- Directed by: Branko Đurić
- Written by: Branko Đurić
- Produced by: Janez Jauh
- Starring: Branko Đurić, Dragan Bjelogrlić, Tanja Ribič, Igor Samobor
- Cinematography: Sven Pepeonik
- Edited by: Miran Miošić
- Music by: Saša Lošić
- Release date: 2003;
- Running time: 98 minutes
- Language: Slovene/Serbo-Croatian

= Cheese and Jam =

Cheese and Jam (Kajmak in marmelada, also known as Cottage Cheese and Marmalade) is a 2003 comedy drama about the relationship between a Bosnian man and a Slovene woman in Slovenia, though the film begins by explaining it is about the stigmatized minority of any nation.

==Characters==
- Branko Đurić as Božo, the beer-drinking, football-watching, jobless guy from Bosnia.
- Tanja Ribič as Špela, his Slovene wife who loves him, but after some fights decides to leave.
- Dragan Bjelogrlić as Goran, Božo's criminal friend who finds the job for Božo when he asks him for help.

==Plot==

Špela, a younger Slovene woman lives with Bosnian boyfriend Božo. She has a job while Božo is unemployed and prefers staying at home, drinking beer and watching TV. After Špela leaves Božo because of his laziness and lack of will to find a job and moves back to her parents, he asks his friend Goran for help and gets a job as a Mickey Mouse impersonator at a local fair. A chance meeting with Špela leaves her less than impressed due to the simplicity of the job which seems ridiculous to her. Reluctantly, Božo accepts Goran's offer for a job involving smuggling illegal immigrants from Slovenia to Italy.

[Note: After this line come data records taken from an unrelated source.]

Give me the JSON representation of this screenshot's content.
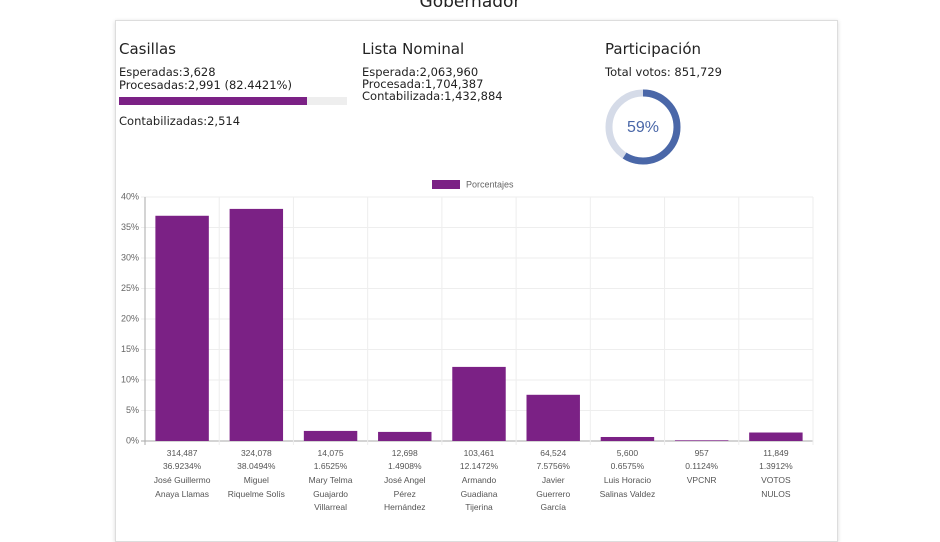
{
  "header": {
    "title": "Gobernador"
  },
  "casillas": {
    "title": "Casillas",
    "esperadas": "Esperadas:3,628",
    "procesadas": "Procesadas:2,991 (82.4421%)",
    "progress": 82.4421,
    "contabilizadas": "Contabilizadas:2,514"
  },
  "lista_nominal": {
    "title": "Lista Nominal",
    "esperada": "Esperada:2,063,960",
    "procesada": "Procesada:1,704,387",
    "contabilizada": "Contabilizada:1,432,884"
  },
  "participacion": {
    "title": "Participación",
    "total": "Total votos: 851,729",
    "value": 59,
    "label": "59%"
  },
  "chart_data": {
    "type": "bar",
    "categories": [
      "José Guillermo Anaya Llamas",
      "Miguel Riquelme Solís",
      "Mary Telma Guajardo Villarreal",
      "José Angel Pérez Hernández",
      "Armando Guadiana Tijerina",
      "Javier Guerrero García",
      "Luis Horacio Salinas Valdez",
      "VPCNR",
      "VOTOS NULOS"
    ],
    "votes": [
      "314,487",
      "324,078",
      "14,075",
      "12,698",
      "103,461",
      "64,524",
      "5,600",
      "957",
      "11,849"
    ],
    "series": [
      {
        "name": "Porcentajes",
        "color": "#7b2185",
        "values": [
          36.9234,
          38.0494,
          1.6525,
          1.4908,
          12.1472,
          7.5756,
          0.6575,
          0.1124,
          1.3912
        ],
        "value_labels": [
          "36.9234%",
          "38.0494%",
          "1.6525%",
          "1.4908%",
          "12.1472%",
          "7.5756%",
          "0.6575%",
          "0.1124%",
          "1.3912%"
        ]
      }
    ],
    "ylim": [
      0,
      40
    ],
    "yticks": [
      {
        "value": 0,
        "label": "0%"
      },
      {
        "value": 5,
        "label": "5%"
      },
      {
        "value": 10,
        "label": "10%"
      },
      {
        "value": 15,
        "label": "15%"
      },
      {
        "value": 20,
        "label": "20%"
      },
      {
        "value": 25,
        "label": "25%"
      },
      {
        "value": 30,
        "label": "30%"
      },
      {
        "value": 35,
        "label": "35%"
      },
      {
        "value": 40,
        "label": "40%"
      }
    ],
    "grid": true,
    "legend": "top"
  }
}
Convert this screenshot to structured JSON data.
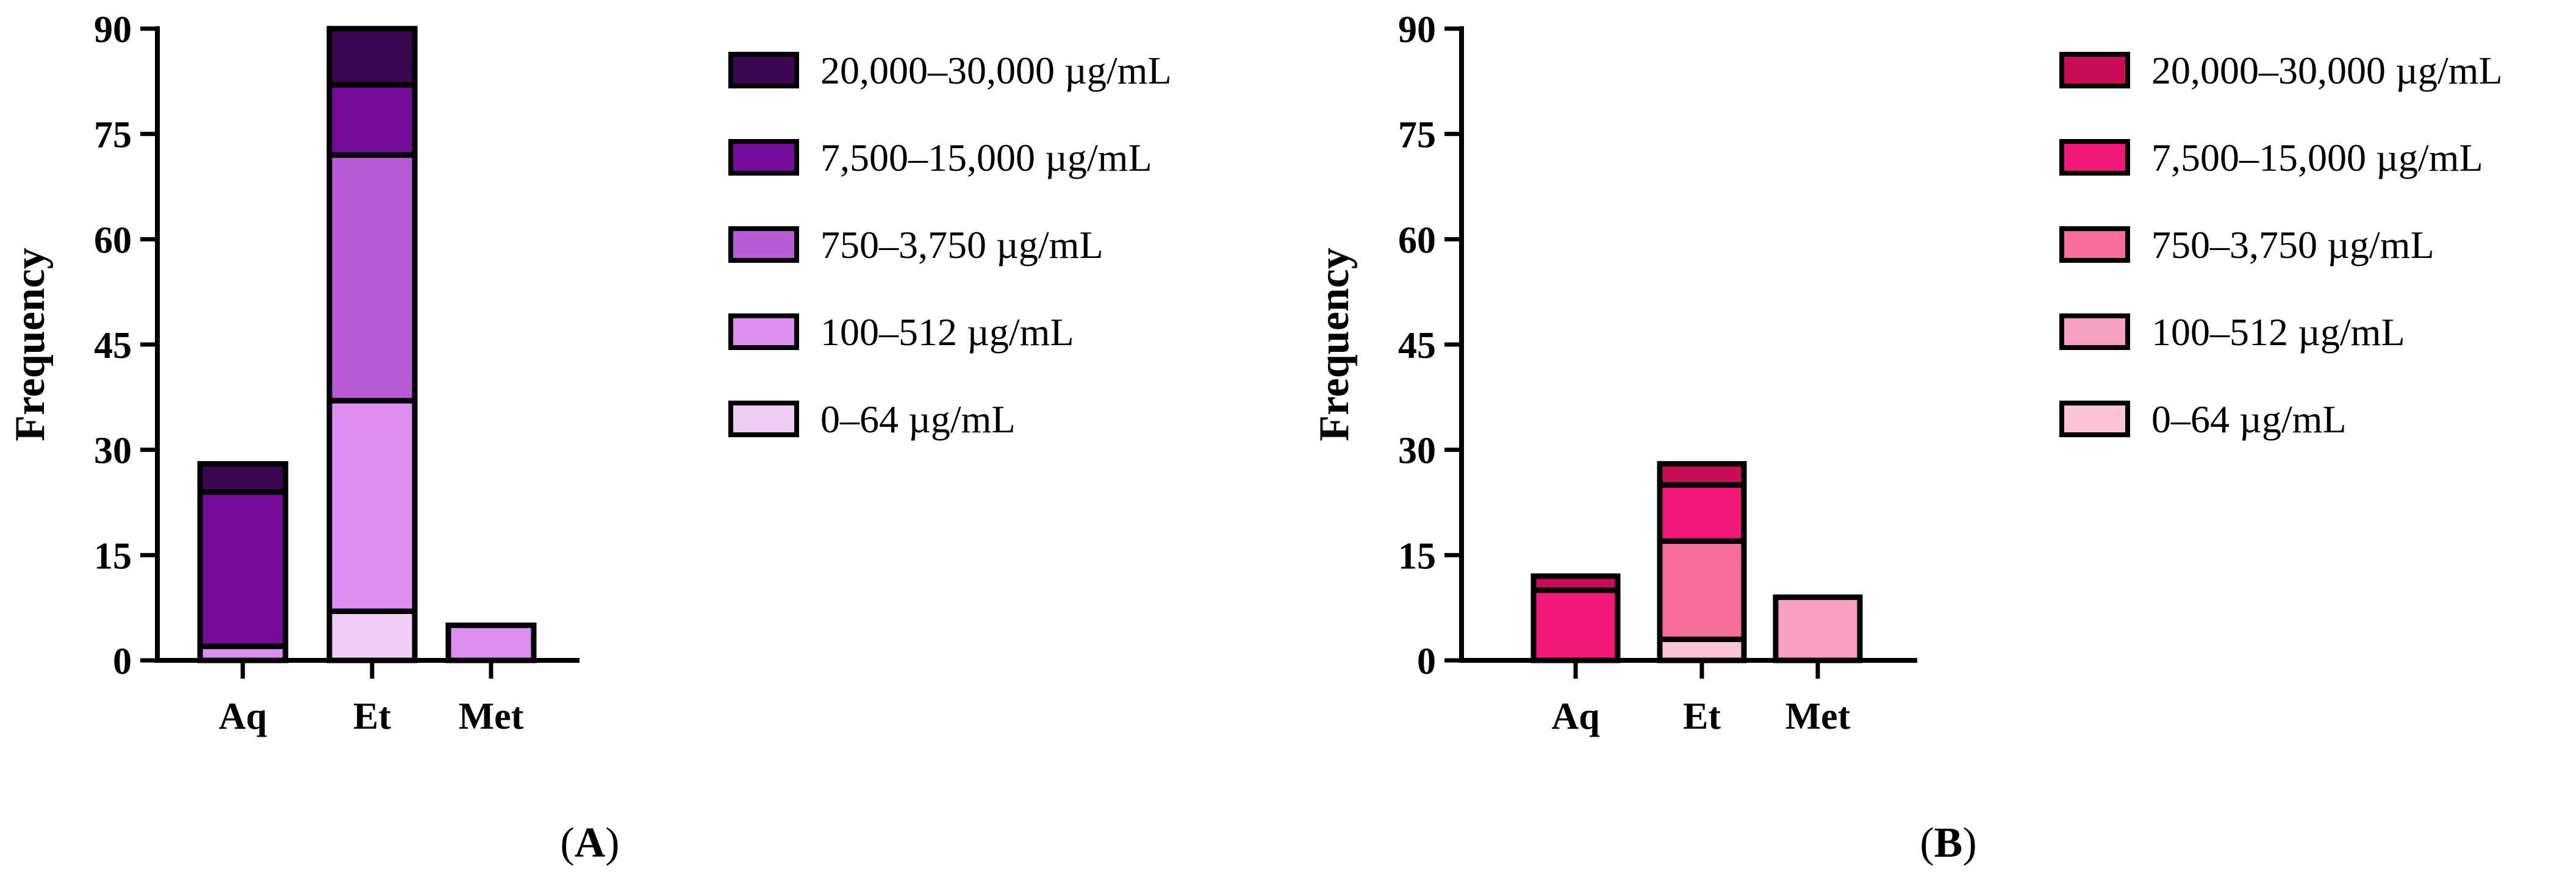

Goran loses his nerve and forces the immigrants to end their trip before they arrive to Italy - which doesn't go unnoticed by his boss after the immigrants are found by the police. After deceiving his boss, Goran is beaten, but he and Božo are offered a second chance: together with two thugs, they are to intimidate an innkeeper who had stopped paying protection money. Coincidentally, Špela is also there, celebrating her father's birthday. After the initial surprise she verbally attacks Božo for joining the criminals but she is immediately molested by one of the thugs. Seeing this, Božo attacks him with a bottle, causing the other one to pull out a gun and shoot Božo.

Following this incident, the thugs are arrested, Božo is taken to the hospital and Goran is beaten once again. After recovering from the wounds, Božo considers committing suicide, but changes his mind. Špela returns to him and tells him she is pregnant. The film ends with Božo, Špela and their daughter who are now a happy family.

== Release and reception ==

125,000 tickets were sold on the film's release to Slovenian cinemas and it currently holds the Slovenian record for domestic film attendance.

Branko Đurić won a Grand Golden Roll for the film.

Branko Đurić is the real life husband of Tanja Ribič. The role of Božo and Špela's daughter is played by their daughter, Zala Đurić-Ribič.